La Hacienda mexicana y los capos de la ambición

La Hacienda mexicana y los capos de la ambición

En una investigación de Fundar, el año pasado el Gobierno Federal le perdonó la deuda a una decena de empresas por el orden de 15 mil millones de pesos. Al mismo tiempo a la Universidad zacatecana le aplican una agresiva retención de recursos por 300 millones que pone a temblar la estabilidad de la educación superior de todo el estado; mientras el Corporativo Geo, Volkswagen, Televisa, Sabritas y otros, hacen un descomunal agujero a las finanzas públicas. En ese sólo año se perdonó a grandes empresas la mitad de todos los pasivos históricos de todas las universidades públicas estatales. Es un despropósito. Pero además, nada es claro: no se conocen las justificaciones para haber hecho las condonaciones de los créditos fiscales mencionados. A una sola empresa se le descuenta el equivalente al déficit de los pagos de la nómina educativa del estado de Zacatecas, que asciende a 2 mil millones de pesos. El informe de Fundar afirma lo siguiente: “En el último año, más de mil 383 personas morales recibieron la condonación de créditos por un monto total de 4 mil 400.69 millones, sin embargo sólo el 1 por ciento de estas empresas acumularon 85 por ciento del total de créditos condonados en este periodo”. Esta última cifra significa que los descuentos son ‘dirigidos’ o decididos por criterios de influencia política. ¿Cuál es la fuente de esa decisión política? Pues son empresarios incluidos en la esfera que ejerce actualmente el poder político.
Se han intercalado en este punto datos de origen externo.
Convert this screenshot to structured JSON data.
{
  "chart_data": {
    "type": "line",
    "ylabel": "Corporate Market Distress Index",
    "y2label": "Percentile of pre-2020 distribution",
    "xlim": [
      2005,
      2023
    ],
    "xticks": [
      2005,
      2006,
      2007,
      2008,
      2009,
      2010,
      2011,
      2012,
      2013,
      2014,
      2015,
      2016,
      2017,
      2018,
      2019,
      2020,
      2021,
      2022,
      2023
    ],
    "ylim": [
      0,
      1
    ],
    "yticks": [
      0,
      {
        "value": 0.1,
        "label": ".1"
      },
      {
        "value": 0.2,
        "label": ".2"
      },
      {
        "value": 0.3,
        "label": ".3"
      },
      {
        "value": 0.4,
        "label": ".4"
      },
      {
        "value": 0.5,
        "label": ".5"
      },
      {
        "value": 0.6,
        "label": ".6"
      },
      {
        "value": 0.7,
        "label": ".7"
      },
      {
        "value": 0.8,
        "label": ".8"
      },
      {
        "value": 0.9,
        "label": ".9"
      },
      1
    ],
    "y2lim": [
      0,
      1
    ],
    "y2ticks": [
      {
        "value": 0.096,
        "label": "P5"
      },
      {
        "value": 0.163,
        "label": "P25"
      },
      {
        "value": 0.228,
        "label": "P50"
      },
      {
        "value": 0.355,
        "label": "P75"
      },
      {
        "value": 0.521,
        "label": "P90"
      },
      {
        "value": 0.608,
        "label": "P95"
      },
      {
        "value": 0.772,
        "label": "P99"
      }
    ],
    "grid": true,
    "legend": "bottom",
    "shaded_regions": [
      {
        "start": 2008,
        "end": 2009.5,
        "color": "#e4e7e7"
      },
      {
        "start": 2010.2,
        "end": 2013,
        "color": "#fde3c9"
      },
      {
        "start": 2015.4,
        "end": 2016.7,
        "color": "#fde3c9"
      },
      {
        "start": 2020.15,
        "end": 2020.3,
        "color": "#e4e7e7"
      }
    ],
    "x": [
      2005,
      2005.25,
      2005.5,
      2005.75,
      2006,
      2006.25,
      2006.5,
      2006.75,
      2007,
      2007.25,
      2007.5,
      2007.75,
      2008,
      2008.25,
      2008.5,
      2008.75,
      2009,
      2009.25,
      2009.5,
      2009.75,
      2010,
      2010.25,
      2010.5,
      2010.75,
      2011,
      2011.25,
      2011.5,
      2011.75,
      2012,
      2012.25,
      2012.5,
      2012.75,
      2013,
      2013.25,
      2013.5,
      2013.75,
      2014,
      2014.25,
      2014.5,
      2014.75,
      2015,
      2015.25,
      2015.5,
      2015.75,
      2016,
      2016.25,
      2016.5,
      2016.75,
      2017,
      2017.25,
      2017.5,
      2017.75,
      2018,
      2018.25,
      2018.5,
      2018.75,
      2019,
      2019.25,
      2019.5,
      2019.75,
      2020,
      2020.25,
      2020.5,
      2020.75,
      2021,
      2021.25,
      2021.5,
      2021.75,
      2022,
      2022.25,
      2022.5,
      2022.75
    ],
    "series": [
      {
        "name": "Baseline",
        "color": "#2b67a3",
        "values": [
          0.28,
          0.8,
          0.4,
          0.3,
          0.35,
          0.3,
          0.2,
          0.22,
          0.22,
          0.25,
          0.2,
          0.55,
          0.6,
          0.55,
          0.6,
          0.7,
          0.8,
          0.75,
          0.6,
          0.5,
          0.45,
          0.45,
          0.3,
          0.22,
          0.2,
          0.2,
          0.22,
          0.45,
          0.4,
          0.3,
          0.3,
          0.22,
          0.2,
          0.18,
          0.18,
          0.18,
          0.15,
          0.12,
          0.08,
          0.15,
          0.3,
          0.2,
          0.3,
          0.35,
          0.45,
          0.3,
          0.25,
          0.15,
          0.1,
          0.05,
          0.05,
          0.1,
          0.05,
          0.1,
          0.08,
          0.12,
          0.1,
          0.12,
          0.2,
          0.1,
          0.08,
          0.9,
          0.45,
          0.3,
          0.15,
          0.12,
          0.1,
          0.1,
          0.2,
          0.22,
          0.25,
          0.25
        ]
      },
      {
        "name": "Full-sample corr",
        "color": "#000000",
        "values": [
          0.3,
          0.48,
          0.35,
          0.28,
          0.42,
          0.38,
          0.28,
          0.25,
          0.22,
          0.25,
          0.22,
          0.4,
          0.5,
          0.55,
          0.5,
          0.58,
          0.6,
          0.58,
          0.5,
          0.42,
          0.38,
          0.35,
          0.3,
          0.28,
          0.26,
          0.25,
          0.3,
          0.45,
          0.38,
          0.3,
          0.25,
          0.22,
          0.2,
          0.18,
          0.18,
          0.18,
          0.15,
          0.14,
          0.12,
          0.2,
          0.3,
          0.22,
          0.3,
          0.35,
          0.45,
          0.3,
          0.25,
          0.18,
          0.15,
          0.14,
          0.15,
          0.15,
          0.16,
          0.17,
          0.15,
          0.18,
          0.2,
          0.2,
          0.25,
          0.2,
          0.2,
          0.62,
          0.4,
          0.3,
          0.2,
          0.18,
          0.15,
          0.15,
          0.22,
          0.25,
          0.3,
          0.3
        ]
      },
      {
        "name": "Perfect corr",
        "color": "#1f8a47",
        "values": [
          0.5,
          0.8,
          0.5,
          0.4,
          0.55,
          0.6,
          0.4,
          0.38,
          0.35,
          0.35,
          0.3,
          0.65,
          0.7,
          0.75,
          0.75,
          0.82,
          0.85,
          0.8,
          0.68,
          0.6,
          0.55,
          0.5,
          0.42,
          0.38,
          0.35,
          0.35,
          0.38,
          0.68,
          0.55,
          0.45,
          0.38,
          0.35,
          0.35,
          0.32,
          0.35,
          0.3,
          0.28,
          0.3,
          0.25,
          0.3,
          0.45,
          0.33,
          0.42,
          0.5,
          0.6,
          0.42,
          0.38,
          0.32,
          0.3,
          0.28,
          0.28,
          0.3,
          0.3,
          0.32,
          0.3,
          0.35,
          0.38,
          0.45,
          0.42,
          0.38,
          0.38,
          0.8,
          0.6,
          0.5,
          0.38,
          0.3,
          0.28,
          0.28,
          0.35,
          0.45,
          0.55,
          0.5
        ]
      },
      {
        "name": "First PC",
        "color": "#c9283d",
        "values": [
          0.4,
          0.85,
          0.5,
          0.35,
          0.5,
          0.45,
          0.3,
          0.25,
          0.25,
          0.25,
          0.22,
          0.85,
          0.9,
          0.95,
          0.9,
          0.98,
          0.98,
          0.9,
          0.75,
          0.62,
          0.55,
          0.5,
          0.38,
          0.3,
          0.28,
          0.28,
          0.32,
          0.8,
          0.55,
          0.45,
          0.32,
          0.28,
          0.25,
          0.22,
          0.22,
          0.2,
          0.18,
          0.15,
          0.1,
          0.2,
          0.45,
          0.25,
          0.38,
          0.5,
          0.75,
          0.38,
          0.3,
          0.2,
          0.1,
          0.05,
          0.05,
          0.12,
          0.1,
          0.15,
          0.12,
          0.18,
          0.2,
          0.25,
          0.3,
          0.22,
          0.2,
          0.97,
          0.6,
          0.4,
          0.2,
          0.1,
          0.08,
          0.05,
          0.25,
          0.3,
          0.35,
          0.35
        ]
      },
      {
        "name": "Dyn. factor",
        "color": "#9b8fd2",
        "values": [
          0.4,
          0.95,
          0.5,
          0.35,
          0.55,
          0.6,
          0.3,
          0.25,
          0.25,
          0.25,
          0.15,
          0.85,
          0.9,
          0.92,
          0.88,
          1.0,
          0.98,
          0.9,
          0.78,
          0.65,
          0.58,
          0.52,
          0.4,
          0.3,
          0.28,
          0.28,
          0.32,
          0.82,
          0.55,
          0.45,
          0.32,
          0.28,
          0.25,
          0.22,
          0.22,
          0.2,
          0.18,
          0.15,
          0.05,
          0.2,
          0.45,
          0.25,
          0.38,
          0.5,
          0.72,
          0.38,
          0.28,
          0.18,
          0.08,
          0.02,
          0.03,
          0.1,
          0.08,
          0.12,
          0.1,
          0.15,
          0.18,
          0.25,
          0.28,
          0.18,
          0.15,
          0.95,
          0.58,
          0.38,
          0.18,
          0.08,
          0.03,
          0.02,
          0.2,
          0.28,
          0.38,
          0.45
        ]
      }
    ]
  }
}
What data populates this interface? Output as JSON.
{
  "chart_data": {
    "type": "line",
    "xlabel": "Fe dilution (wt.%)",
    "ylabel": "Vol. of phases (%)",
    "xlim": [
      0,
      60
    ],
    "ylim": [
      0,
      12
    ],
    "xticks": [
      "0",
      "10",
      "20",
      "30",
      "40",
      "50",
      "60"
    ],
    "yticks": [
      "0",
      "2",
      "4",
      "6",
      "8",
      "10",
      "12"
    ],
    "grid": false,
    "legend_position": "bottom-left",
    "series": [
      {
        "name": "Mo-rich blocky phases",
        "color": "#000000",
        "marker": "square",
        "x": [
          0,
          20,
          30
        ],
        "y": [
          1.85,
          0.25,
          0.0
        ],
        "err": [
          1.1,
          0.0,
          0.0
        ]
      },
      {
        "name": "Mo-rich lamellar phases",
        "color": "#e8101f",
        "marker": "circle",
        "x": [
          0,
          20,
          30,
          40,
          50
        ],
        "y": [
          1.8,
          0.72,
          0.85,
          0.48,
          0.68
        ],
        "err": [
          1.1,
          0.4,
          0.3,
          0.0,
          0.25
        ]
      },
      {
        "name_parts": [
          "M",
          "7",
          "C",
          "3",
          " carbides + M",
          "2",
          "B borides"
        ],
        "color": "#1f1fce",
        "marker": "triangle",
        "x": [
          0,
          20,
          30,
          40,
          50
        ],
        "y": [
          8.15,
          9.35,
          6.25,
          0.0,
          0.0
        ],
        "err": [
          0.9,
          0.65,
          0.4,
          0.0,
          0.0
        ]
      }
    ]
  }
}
Por ello, no es gratuito que todas las grandes fortunas del país hayan nacido de las empresas público-estatales o conocidas como paraestatales. Y la manera que pasaron dichas empresas a manos privadas fue por decisiones opacas. Una empresa que funcionaba con números negros (no estaba en quiebra ni mucho menos) se vendió al que, pocos años después se convirtió en el hombre más rico del planeta. México tiene algunas de las mayores fortunas del planeta al mismo tiempo que mantiene al 60 por ciento de su población en la pobreza. Realidad de ignominia. Y eso no sólo está en nuestra imaginación, como lo dijo el Presidente, sino es cruda y ruda realidad.

Mientras eso pasa, y se argumenta que la hacienda pública no tiene dinero para financiar la educación de los jóvenes que están cayendo en manos del crimen, ni financiar la competitividad alimentaria que nos genere soberanía en la producción de alimentos, ni en prevención del delito, ni la nómina educativa; los ricos se hartan y sobre-hartan de ganancias que terminan llevándose fuera del país. En otra vuelta de tuerca: mientas la gran masa de mexicanos está en la incertidumbre de su seguridad social, su trabajo y sus prestaciones, el gobierno de México le da miles de millones de pesos a empresarios sin justificación y en total opacidad. Esto debe cambiar si queremos que este país tenga viabilidad para la próxima generación. En la mitología ibérica hay los sapos de la ambición que crecen y se hinchan de tal manera que alrededor de ellos no crece la vida; todo es desolación y penuria. Y el arcoíris puede regresar si se encuentra la manera de hacer estallar a dichos sapos. En eso debemos pensar en los próximos procesos electorales.